GPO: Feds not coordinating electronic info

The federal government does not plan or coordinate the massive amounts of electronic information it disseminates to the public, according to a federally commissioned study released late last month.

The Government Printing Office, which commissioned the report, concluded that there is an "overall lack of government information policy guiding electronic publishing, dissemination, permanent public access or information life-cycle management, especially as information policy relates to agency missions."

Westat, a Rockville, Md.-based consulting firm, conducted the study by examining 314 federal information products at 24 agencies across all three branches of government. GPO commissioned the survey for the National Commission on Libraries and Information Science (NCLIS).

"In many cases, [electronic information] is just vanishing into the ether," said Andy Sherman, a spokesman for GPO. "We have a policy here with our Web site: What goes up, stays up."

According to the report, most agencies did not understand the issue of permanent access. "Most agency representatives said their agencies had not discussed the issue [of permanent public access to documents] or were exploring the issue to see how it should be addressed, and they indicated that they did not understand the concept of permanent public access in relation to permanent retention," the report states.

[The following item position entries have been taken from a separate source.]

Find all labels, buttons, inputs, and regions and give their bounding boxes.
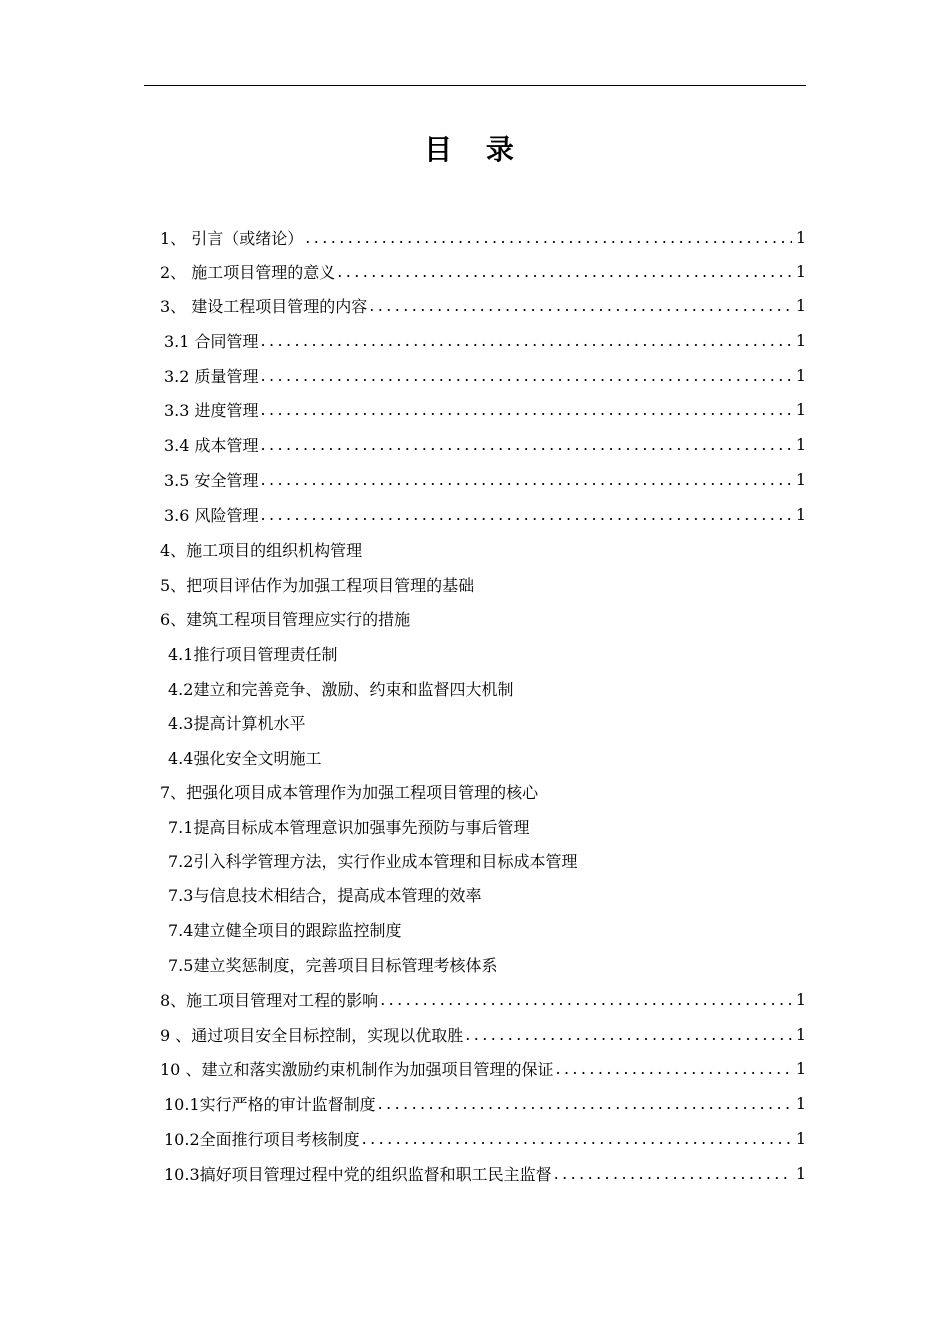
toc-entry[interactable] bbox=[168, 877, 481, 911]
toc-entry[interactable] bbox=[168, 947, 497, 981]
toc-leader-dots bbox=[261, 435, 792, 454]
toc-entry-label: 3、 建设工程项目管理的内容 bbox=[160, 296, 368, 316]
toc-leader-dots bbox=[261, 400, 792, 419]
toc-entry[interactable] bbox=[168, 809, 529, 843]
toc-entry-label: 3.6 风险管理 bbox=[164, 505, 259, 525]
toc-entry[interactable] bbox=[160, 1017, 806, 1051]
toc-entry[interactable] bbox=[160, 982, 806, 1016]
toc-entry-page: 1 bbox=[795, 227, 806, 247]
toc-entry-label: 8、施工项目管理对工程的影响 bbox=[160, 990, 379, 1010]
toc-entry-page: 1 bbox=[795, 434, 806, 454]
toc-leader-dots bbox=[261, 505, 792, 524]
toc-entry[interactable] bbox=[164, 1086, 806, 1120]
toc-entry-page: 1 bbox=[795, 295, 806, 315]
toc-entry-label: 10.2全面推行项目考核制度 bbox=[164, 1129, 360, 1149]
toc-entry-page: 1 bbox=[795, 504, 806, 524]
toc-entry-label: 9 、通过项目安全目标控制，实现以优取胜 bbox=[160, 1025, 464, 1045]
toc-entry[interactable] bbox=[160, 774, 538, 808]
toc-leader-dots bbox=[261, 470, 792, 489]
toc-entry-label: 3.5 安全管理 bbox=[164, 470, 259, 490]
toc-entry-label: 10.1实行严格的审计监督制度 bbox=[164, 1094, 376, 1114]
toc-entry[interactable] bbox=[160, 567, 474, 601]
toc-entry[interactable] bbox=[168, 636, 337, 670]
toc-entry[interactable] bbox=[160, 532, 362, 566]
toc-entry-label: 5、把项目评估作为加强工程项目管理的基础 bbox=[160, 575, 475, 595]
toc-leader-dots bbox=[554, 1164, 792, 1183]
toc-leader-dots bbox=[369, 296, 792, 315]
toc-entry-label: 10 、建立和落实激励约束机制作为加强项目管理的保证 bbox=[160, 1059, 554, 1079]
toc-entry[interactable] bbox=[160, 254, 806, 288]
toc-entry-label: 4、施工项目的组织机构管理 bbox=[160, 540, 363, 560]
toc-entry-label: 7.5建立奖惩制度，完善项目目标管理考核体系 bbox=[168, 955, 498, 975]
toc-entry-label: 6、建筑工程项目管理应实行的措施 bbox=[160, 609, 411, 629]
toc-entry[interactable] bbox=[164, 323, 806, 357]
toc-entry[interactable] bbox=[164, 427, 806, 461]
toc-entry-label: 3.1 合同管理 bbox=[164, 331, 259, 351]
toc-entry-page: 1 bbox=[795, 1163, 806, 1183]
toc-entry-label: 3.2 质量管理 bbox=[164, 366, 259, 386]
toc-leader-dots bbox=[555, 1059, 791, 1078]
toc-entry-page: 1 bbox=[795, 1128, 806, 1148]
toc-entry-label: 7.2引入科学管理方法，实行作业成本管理和目标成本管理 bbox=[168, 851, 578, 871]
toc-entry[interactable] bbox=[168, 912, 401, 946]
toc-entry-label: 3.3 进度管理 bbox=[164, 400, 259, 420]
toc-leader-dots bbox=[378, 1094, 792, 1113]
toc-entry-page: 1 bbox=[795, 330, 806, 350]
toc-entry-page: 1 bbox=[795, 261, 806, 281]
toc-entry-label: 4.4强化安全文明施工 bbox=[168, 748, 322, 768]
toc-leader-dots bbox=[261, 331, 792, 350]
toc-entry[interactable] bbox=[168, 705, 305, 739]
toc-entry-label: 7.4建立健全项目的跟踪监控制度 bbox=[168, 920, 402, 940]
toc-entry-label: 4.3提高计算机水平 bbox=[168, 713, 306, 733]
toc-entry[interactable] bbox=[160, 601, 410, 635]
toc-leader-dots bbox=[380, 990, 792, 1009]
toc-entry-label: 4.1推行项目管理责任制 bbox=[168, 644, 338, 664]
toc-title: 目 录 bbox=[424, 133, 526, 166]
toc-entry[interactable] bbox=[164, 358, 806, 392]
toc-entry-label: 1、 引言（或绪论） bbox=[160, 228, 304, 248]
toc-entry-label: 2、 施工项目管理的意义 bbox=[160, 262, 336, 282]
toc-entry-page: 1 bbox=[795, 989, 806, 1009]
toc-leader-dots bbox=[337, 262, 792, 281]
toc-entry-page: 1 bbox=[795, 469, 806, 489]
toc-entry-page: 1 bbox=[795, 365, 806, 385]
toc-entry-page: 1 bbox=[795, 1093, 806, 1113]
toc-entry-label: 4.2建立和完善竞争、激励、约束和监督四大机制 bbox=[168, 679, 514, 699]
toc-entry[interactable] bbox=[164, 462, 806, 496]
toc-entry-label: 10.3搞好项目管理过程中党的组织监督和职工民主监督 bbox=[164, 1164, 552, 1184]
toc-entry[interactable] bbox=[164, 1121, 806, 1155]
toc-entry-label: 3.4 成本管理 bbox=[164, 435, 259, 455]
toc-entry[interactable] bbox=[160, 1051, 806, 1085]
toc-leader-dots bbox=[362, 1129, 792, 1148]
toc-entry-label: 7.1提高目标成本管理意识加强事先预防与事后管理 bbox=[168, 817, 530, 837]
toc-entry[interactable] bbox=[160, 220, 806, 254]
toc-entry[interactable] bbox=[168, 843, 577, 877]
toc-leader-dots bbox=[465, 1025, 792, 1044]
toc-entry-page: 1 bbox=[795, 399, 806, 419]
toc-entry-page: 1 bbox=[795, 1058, 806, 1078]
toc-entry-label: 7、把强化项目成本管理作为加强工程项目管理的核心 bbox=[160, 782, 539, 802]
toc-entry-label: 7.3与信息技术相结合，提高成本管理的效率 bbox=[168, 885, 482, 905]
toc-leader-dots bbox=[305, 228, 792, 247]
toc-entry-page: 1 bbox=[795, 1024, 806, 1044]
toc-entry[interactable] bbox=[168, 671, 513, 705]
toc-entry[interactable] bbox=[168, 740, 321, 774]
toc-entry[interactable] bbox=[164, 497, 806, 531]
toc-entry[interactable] bbox=[164, 1156, 806, 1190]
toc-leader-dots bbox=[261, 366, 792, 385]
header-rule bbox=[144, 85, 806, 86]
toc-entry[interactable] bbox=[160, 288, 806, 322]
toc-entry[interactable] bbox=[164, 392, 806, 426]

Kurt Molholm, administrator of the Defense Technical Information Center, said his agency faces a few problems in managing the documents it posts on its World Wide Web site, such as a lack of storage. To guarantee public access to all its documents, DTIC maintains on its Web site a list of citations for older documents that may not be available on its site anymore. Users can still request the documents from DTIC.Molholm also said the agency has a problem maintaining the reliability of documents the public accesses and "[keeping] people from altering [them]."

Sherman said the report does not indicate what agencies plan to do with electronic dissemination. "I think when they were asked to evaluate their future plans, things got a little more cloudy than they are now," he said.

John Okay, former deputy commissioner of the Federal Technology Service and now a private consultant on government information technology, said the lack of coordination among agencies' dissemination of electronic information—including within an agency—stems from three developments in recent years: a push within the Clinton administration to tighten budgets and to "reinvent" government; a growing public acceptance of the Internet; and the Clinger-Cohen Act of 1996, which made it easier for more federal workers to buy software and hardware for distributing electronic information via Web pages.

Okay said the atmosphere that has emerged has allowed agencies to innovate when it comes to creating Web pages and other electronic information products, such as CD-ROMs. "It created a laissez-faire atmosphere in the government," said Okay, who added that the current environment enables agency offices to create innovative Web pages and products that can offer efficiency to government and better service to citizens. "On balance, I'm thinking it's more of a good thing than a bad thing. The question is, 'What do we do?' "

The report promises to be only a first step in assessing agencies' electronic information efforts. "As a follow-up effort, NCLIS indicated that they will use these findings as a point of departure and analyze them in greater depth," the report states. "It is expected that this follow-up effort will result in broad conclusions and recommendations to the president and Congress about how the problems and challenges revealed in this study can be constructively addressed to improve current and future public access to electronic government information."

Okay said to coordinate federal electronic information, the federal government should consider developing guidelines and best practices for distributing information. "I strongly believe they should not mandate standards," he said. "I think the genie is out of the bottle."

But the lack of standards may threaten GPO's responsibility to pull together electronic documents from other agencies and make them available through the Federal Depository Library Program, which involves about 1,350 libraries nationwide.

A goal of the program is to make federal documents in print or electronic form permanently available to the public. But as many agencies create new documents and as they move toward making electronic versions of their documents, including bulletins for the agriculture industry or handbooks on cultural landmarks, the focus on permanent access may be neglected.